When Sir Garnet Wolseley took three Brigades away to Ismailia to attack Arabi at Tel-el-Kebir, I was left to defend a front 5½ miles long, and on a Staff officer pointing out to our Chief that he was taking away every mounted soldier, he observed, “It does not matter, Evelyn Wood is sure to raise some more.” This I did, but under some difficulties, for my Divisional General would not without authority from Headquarters sanction the purchase of any saddlery.
In the Derbyshire Regiment then under my command in the City of Alexandria was Lieutenant Smith-Dorrien.[238] By my orders he put fifty saddles together in a shop, and ransacked the Khedive’s stables, which had indeed already been drawn on by various Staff officers. Within half an hour of the Divisional General embarking, Smith-Dorrien had collected 15 men, increased in a few days to 30. Many of them had never ridden, but before sundown a section defiled past me at Ramleh, 12 ponies, 2 mules, and a donkey; a somewhat motley detachment, and many of them held on to the saddle, but they proceeded 5 miles farther to the front, and managed to shoot an Egyptian officer that evening, and in five days killed or wounded 12 of the enemy, as they admitted.
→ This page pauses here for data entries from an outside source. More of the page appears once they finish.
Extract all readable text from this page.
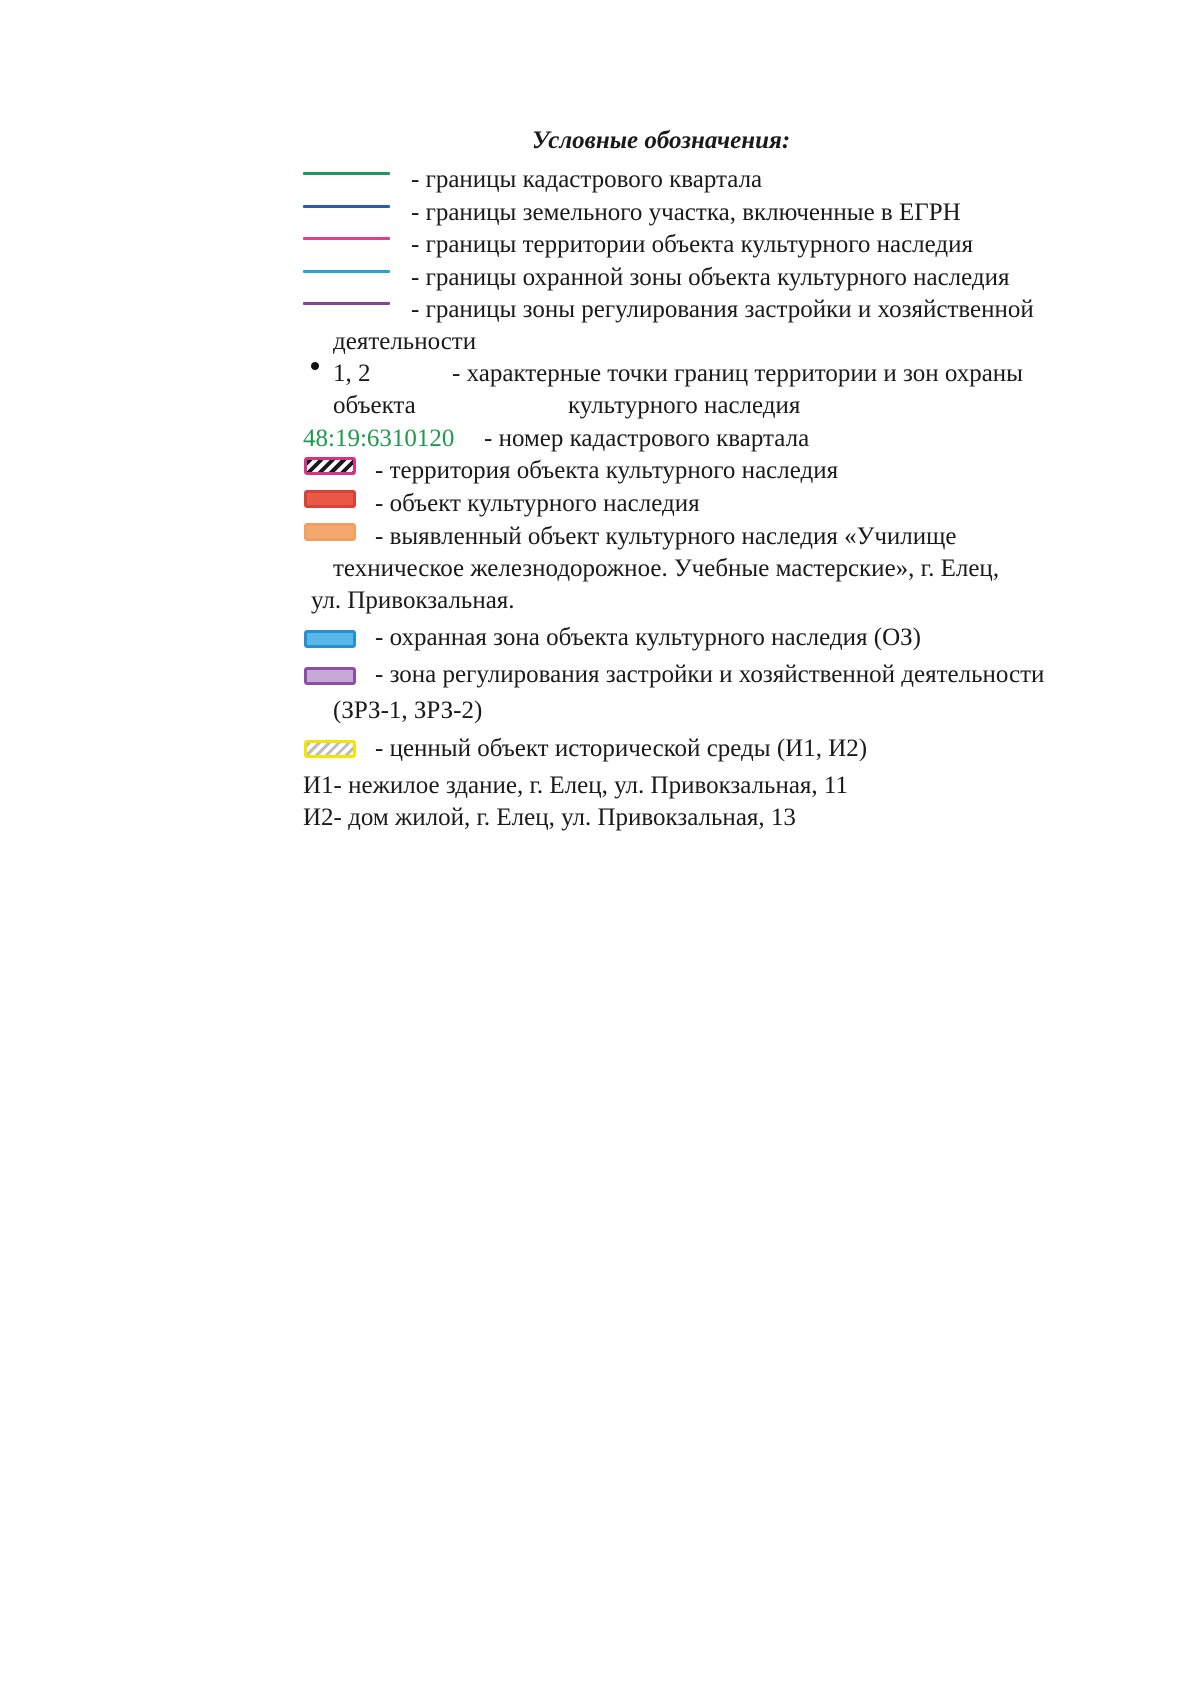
Условные обозначения:
- границы кадастрового квартала
- границы земельного участка, включенные в ЕГРН
- границы территории объекта культурного наследия
- границы охранной зоны объекта культурного наследия
- границы зоны регулирования застройки и хозяйственной
деятельности
1, 2	- характерные точки границ территории и зон охраны
объекта	культурного наследия
48:19:6310120 - номер кадастрового квартала
- территория объекта культурного наследия
- объект культурного наследия
- выявленный объект культурного наследия «Училище
техническое железнодорожное. Учебные мастерские», г. Елец,
ул. Привокзальная.
- охранная зона объекта культурного наследия (ОЗ)
- зона регулирования застройки и хозяйственной деятельности
(ЗРЗ-1, ЗРЗ-2)
- ценный объект исторической среды (И1, И2)
И1- нежилое здание, г. Елец, ул. Привокзальная, 11
И2- дом жилой, г. Елец, ул. Привокзальная, 13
Three days later Smith-Dorrien had pushed back the Egyptian outposts, and we were not again troubled by the Bedouins looting the houses in Ramleh, as they had done the week before the other Brigade of the Division to which I belonged, embarked.[239]
It was necessary for me to cut down a large grove of Date trees, but I sent for the owner, and paid him the sum awarded by an Arbitrator, himself an Egyptian. It transpired that the owner was delighted, for as every female tree (and it is only the female which bears fruit) paid a yearly tax, the owner got his money based on the number of years before the trees would again bear fruit, and till then had no tax to pay.
Sir Garnet Wolseley, in sending instructions on the 5th of September, to attract the attention of the Egyptians in my front, wrote very kindly, “Your being detained at Alexandria is a sad blow to me, and I know it will be to you.” He asked me to send some one into Arabi’s lines, and find out the position of his troops. This I did by the help of our Resident, Sir Edward Malet, and furnished Sir Garnet Wolseley with information which he told me later was absolutely accurate.
I telegraphed to him on the 8th of September with reference to the orders I was “not to risk a man,” that I proposed to attack three regiments at Mandara, a few miles out from Ramleh, encamped on the spot where Abercromby was killed in 1801. There were 3000 at Kafr Dowar, and I urged that I should be allowed to attack the Mandara Force, to draw the enemy from Kafr Dowar, explaining that I could carry the Mandara position at daylight, and get back to Ramleh by twelve o’clock. He telegraphed to me on the 10th and 11th, “Act on the defensive only, risk nothing.”